River in Estrie, Quebec (Canada)

The Kokombis river (in French: rivière Kokombis) is a tributary of the east bank of the Nebnellis River which empties on the south-eastern bank of the Chaudière River; the latter flows northward to empty on the south shore of the St. Lawrence River.

The Kokombis River flows through the municipalities of Audet and Frontenac, in the Le Granit Regional County Municipality, in the administrative region of Estrie, in Quebec, in Canada.

== Geography ==
The main neighboring hydrographic slopes of the Kokombis river are:
- north side: Chaudière River, Nebnellis River, Samson River;
- east side: Nebnellis River, Samson River, Renards River;
- south side: rivière aux Araignées, rivière des Indiens;
- west side: Nebnellis River, lake Mégantic.

The Kokombis River has its source south of Mount Dostie, in a mountainous area in the southern part of the municipality of Audet, near the Canada-US border.
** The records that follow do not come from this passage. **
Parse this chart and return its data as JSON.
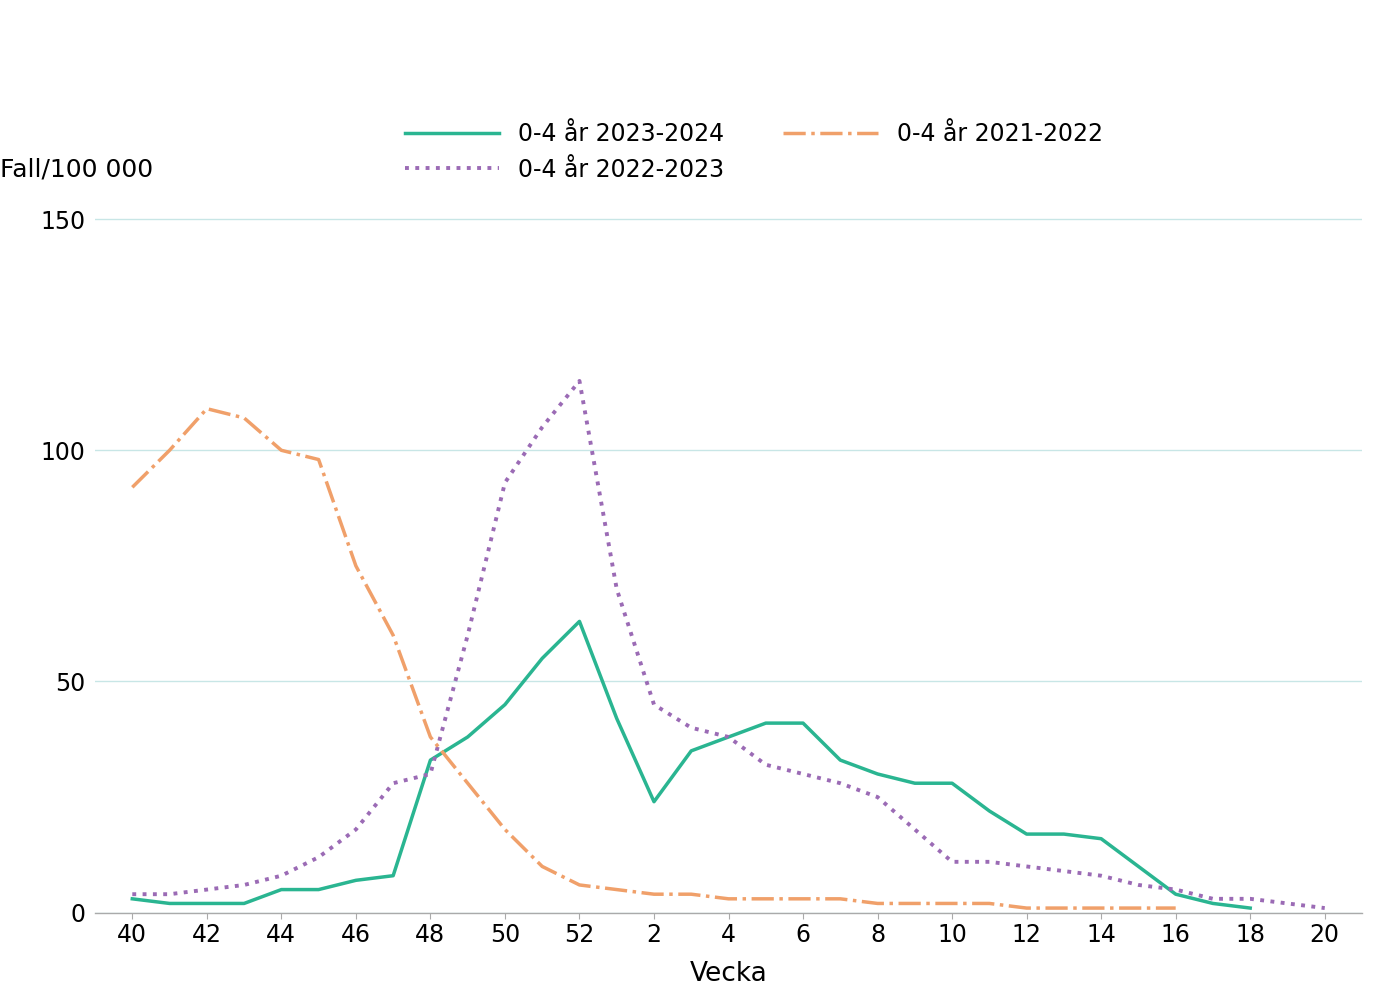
{
  "x_labels": [
    40,
    42,
    44,
    46,
    48,
    50,
    52,
    2,
    4,
    6,
    8,
    10,
    12,
    14,
    16,
    18,
    20
  ],
  "x_tick_positions": [
    40,
    42,
    44,
    46,
    48,
    50,
    52,
    54,
    56,
    58,
    60,
    62,
    64,
    66,
    68,
    70,
    72
  ],
  "series_2023_2024": {
    "label": "0-4 år 2023-2024",
    "color": "#2ab591",
    "linestyle": "solid",
    "linewidth": 2.5,
    "x": [
      40,
      41,
      42,
      43,
      44,
      45,
      46,
      47,
      48,
      49,
      50,
      51,
      52,
      53,
      54,
      55,
      56,
      57,
      58,
      59,
      60,
      61,
      62,
      63,
      64,
      65,
      66,
      67,
      68,
      69,
      70
    ],
    "y": [
      3,
      2,
      2,
      2,
      5,
      5,
      7,
      8,
      33,
      38,
      45,
      55,
      63,
      42,
      24,
      35,
      38,
      41,
      41,
      33,
      30,
      28,
      28,
      22,
      17,
      17,
      16,
      10,
      4,
      2,
      1
    ]
  },
  "series_2022_2023": {
    "label": "0-4 år 2022-2023",
    "color": "#9b6bb5",
    "linestyle": "dotted",
    "linewidth": 2.8,
    "x": [
      40,
      41,
      42,
      43,
      44,
      45,
      46,
      47,
      48,
      49,
      50,
      51,
      52,
      53,
      54,
      55,
      56,
      57,
      58,
      59,
      60,
      61,
      62,
      63,
      64,
      65,
      66,
      67,
      68,
      69,
      70,
      71,
      72
    ],
    "y": [
      4,
      4,
      5,
      6,
      8,
      12,
      18,
      28,
      30,
      60,
      93,
      105,
      115,
      70,
      45,
      40,
      38,
      32,
      30,
      28,
      25,
      18,
      11,
      11,
      10,
      9,
      8,
      6,
      5,
      3,
      3,
      2,
      1
    ]
  },
  "series_2021_2022": {
    "label": "0-4 år 2021-2022",
    "color": "#f0a06a",
    "linestyle": "dashdot",
    "linewidth": 2.5,
    "x": [
      40,
      41,
      42,
      43,
      44,
      45,
      46,
      47,
      48,
      49,
      50,
      51,
      52,
      53,
      54,
      55,
      56,
      57,
      58,
      59,
      60,
      61,
      62,
      63,
      64,
      65,
      66,
      67,
      68
    ],
    "y": [
      92,
      100,
      109,
      107,
      100,
      98,
      75,
      60,
      38,
      28,
      18,
      10,
      6,
      5,
      4,
      4,
      3,
      3,
      3,
      3,
      2,
      2,
      2,
      2,
      1,
      1,
      1,
      1,
      1
    ]
  },
  "ylabel": "Fall/100 000",
  "xlabel": "Vecka",
  "ylim": [
    0,
    155
  ],
  "yticks": [
    0,
    50,
    100,
    150
  ],
  "xlim": [
    39,
    73
  ],
  "background_color": "#ffffff",
  "grid_color": "#c8e6e6",
  "axis_fontsize": 18,
  "legend_fontsize": 17,
  "tick_fontsize": 17
}
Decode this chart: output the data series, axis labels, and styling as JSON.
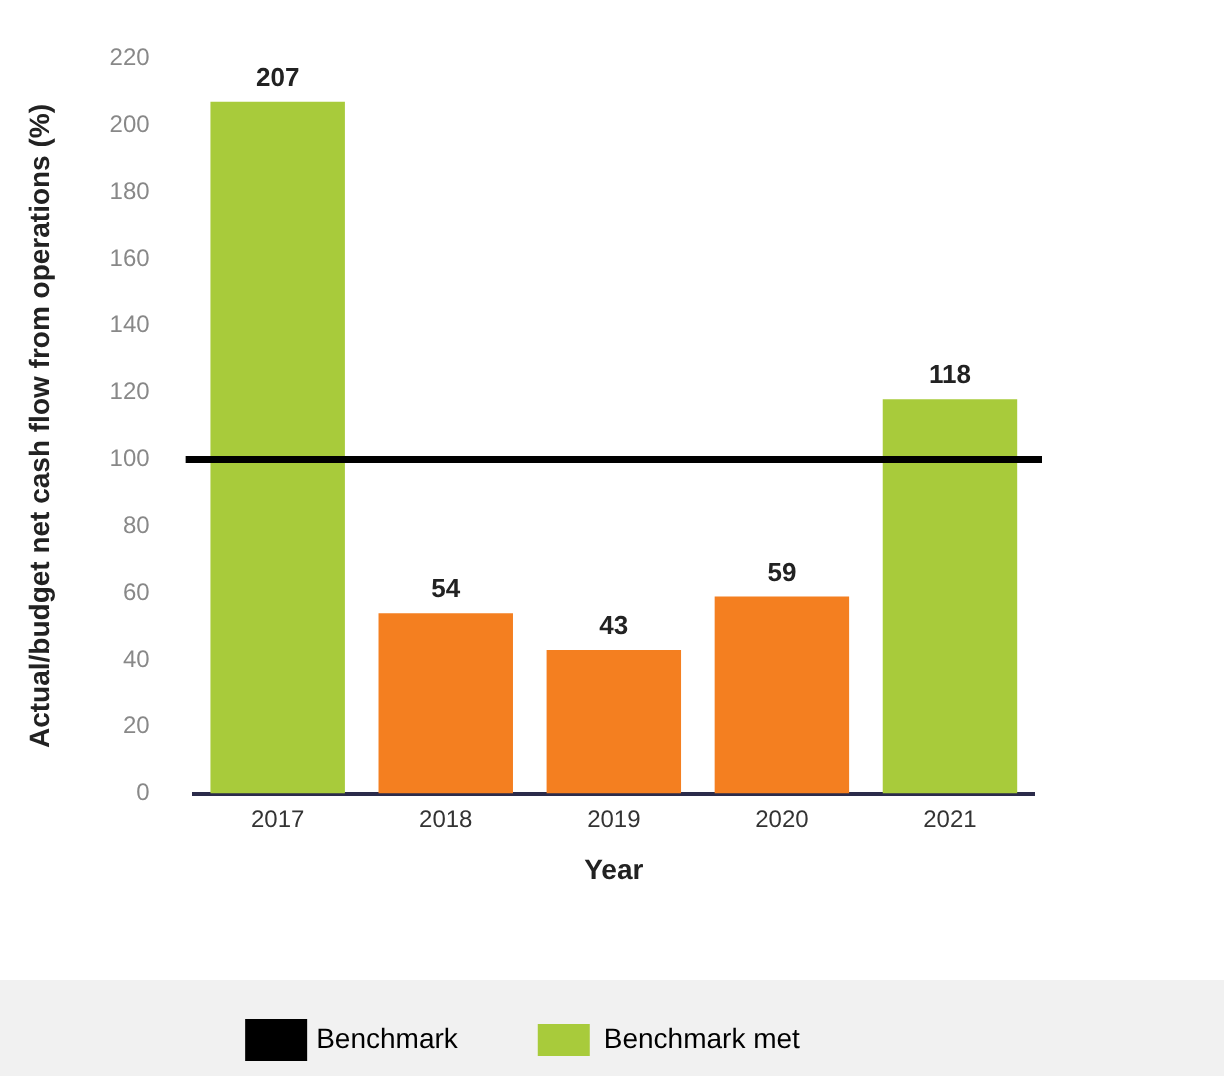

This spring is located north of Lake Boundary Pond.

From its source, the Kokombis River flows over 10.0 km divided into the following segments:
- 4.5 km westward into Audet, to the municipal limit of Frontenac;
- 3.8 km north-west, to route 204 whose bridge was rebuilt between June and October 2015.;
- 1.7 km north-west, up to its confluence.

The Kokombis River empties on the east bank of the Nebnellis River which is a tributary of the southeast bank of the Chaudière River in the municipality of Frontenac.

== Toponymy ==
The toponym "Kokombis river" probably appeared for the first time in a survey report of the township of Spalding (1861) compiled by Amédée Duchesnay (1825-1881). The surveyor notes there: "I can cite, among others, the streams bearing the wild names of Nebnellis and Kokombis". This last Amerindianyme could derive, according to the geographer Philippe Charland, from "kikonebes" meaning "lake in the field".

The toponym Kokombis River was formalized on December 5, 1968, at the Commission de toponymie du Québec.